Chosen Winter Homecoming Queen in late January, Lamo noted Norwegian students play sports at their schools but after school hours, for it is not part of the school curriculum. They call their teachers by their first names but do not have social ceremonies such as Homecoming and Junior/Senior Prom.

"I really wish the school cafeteria food here was better," she said. "But I like the weather. It is very warm compared with Norway."

Lamo lives on an island called Stord that has a population of about 20,000 people and three high schools. It lies about two hours drive from the big city of Bergen on the west coast.

She plays basketball for Riverbank High, a game entirely new to her. The popular game in Norway is handball "soccer played with your hands," she said.

A well-traveled teen, she has visited Spain, Greece, England, Germany, Cyprus, Denmark and Sweden on vacation but this is her first lengthy stay abroad on a foreign exchange.

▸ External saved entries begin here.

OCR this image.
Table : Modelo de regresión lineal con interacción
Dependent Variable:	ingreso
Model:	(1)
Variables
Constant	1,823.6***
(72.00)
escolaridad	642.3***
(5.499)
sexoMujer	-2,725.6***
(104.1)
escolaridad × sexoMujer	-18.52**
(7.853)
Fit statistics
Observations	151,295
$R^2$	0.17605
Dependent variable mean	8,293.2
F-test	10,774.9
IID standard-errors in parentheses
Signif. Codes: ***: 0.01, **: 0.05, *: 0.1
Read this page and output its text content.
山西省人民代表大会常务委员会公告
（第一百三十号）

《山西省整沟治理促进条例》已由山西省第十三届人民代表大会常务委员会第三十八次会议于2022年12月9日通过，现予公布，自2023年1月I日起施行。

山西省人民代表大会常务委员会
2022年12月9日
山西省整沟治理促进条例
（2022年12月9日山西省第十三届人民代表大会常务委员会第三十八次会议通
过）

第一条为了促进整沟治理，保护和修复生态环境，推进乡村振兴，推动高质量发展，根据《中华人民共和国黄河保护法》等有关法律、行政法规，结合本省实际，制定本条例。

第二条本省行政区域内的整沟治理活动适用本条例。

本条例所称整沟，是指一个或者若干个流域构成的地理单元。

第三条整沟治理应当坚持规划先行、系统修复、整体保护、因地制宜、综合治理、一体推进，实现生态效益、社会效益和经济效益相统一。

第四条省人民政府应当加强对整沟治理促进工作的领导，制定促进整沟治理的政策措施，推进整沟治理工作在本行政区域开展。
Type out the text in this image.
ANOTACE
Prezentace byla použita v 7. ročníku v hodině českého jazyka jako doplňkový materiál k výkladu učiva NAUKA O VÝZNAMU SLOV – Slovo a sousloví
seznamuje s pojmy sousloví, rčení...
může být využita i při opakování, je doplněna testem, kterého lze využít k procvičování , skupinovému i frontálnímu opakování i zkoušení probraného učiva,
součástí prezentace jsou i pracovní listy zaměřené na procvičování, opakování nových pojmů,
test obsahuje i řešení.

Staying in New York on a campus for a week before coming to Riverbank, she found everybody very friendly and eager to talk once they heard her accent and realized she was a foreigner.

Esteban comes from the city of Zaragoza that has a population of about 700,000 and combines heavy industry and cultural pleasures and was founded by the Romans.

This is not his first time in the States. Two summers ago, he visited New York. He also has been to France and the Netherlands but only spent a week each in those countries.

"This is a very relaxed and comfortable place to live. The people are very friendly," he said of the Riverbank area. "The disadvantage is you can't get anywhere without a car. In Zaragoza, I can walk or take a bus everywhere."

Of Spanish schools, he said the teachers do not give the students so much individual help. They teach the subject, give the tests and press ahead with getting through the curriculum. The students must pay attention and study hard.

"You're kind of on your own," he said, adding he is thinking of pursuing a career in science or becoming a language teacher. He can speak French and English besides his native Spanish.

Both Lamo and Esteban have Jason and Lynee Baldonado as their host parents and are staying at their home while they attend Riverbank High School.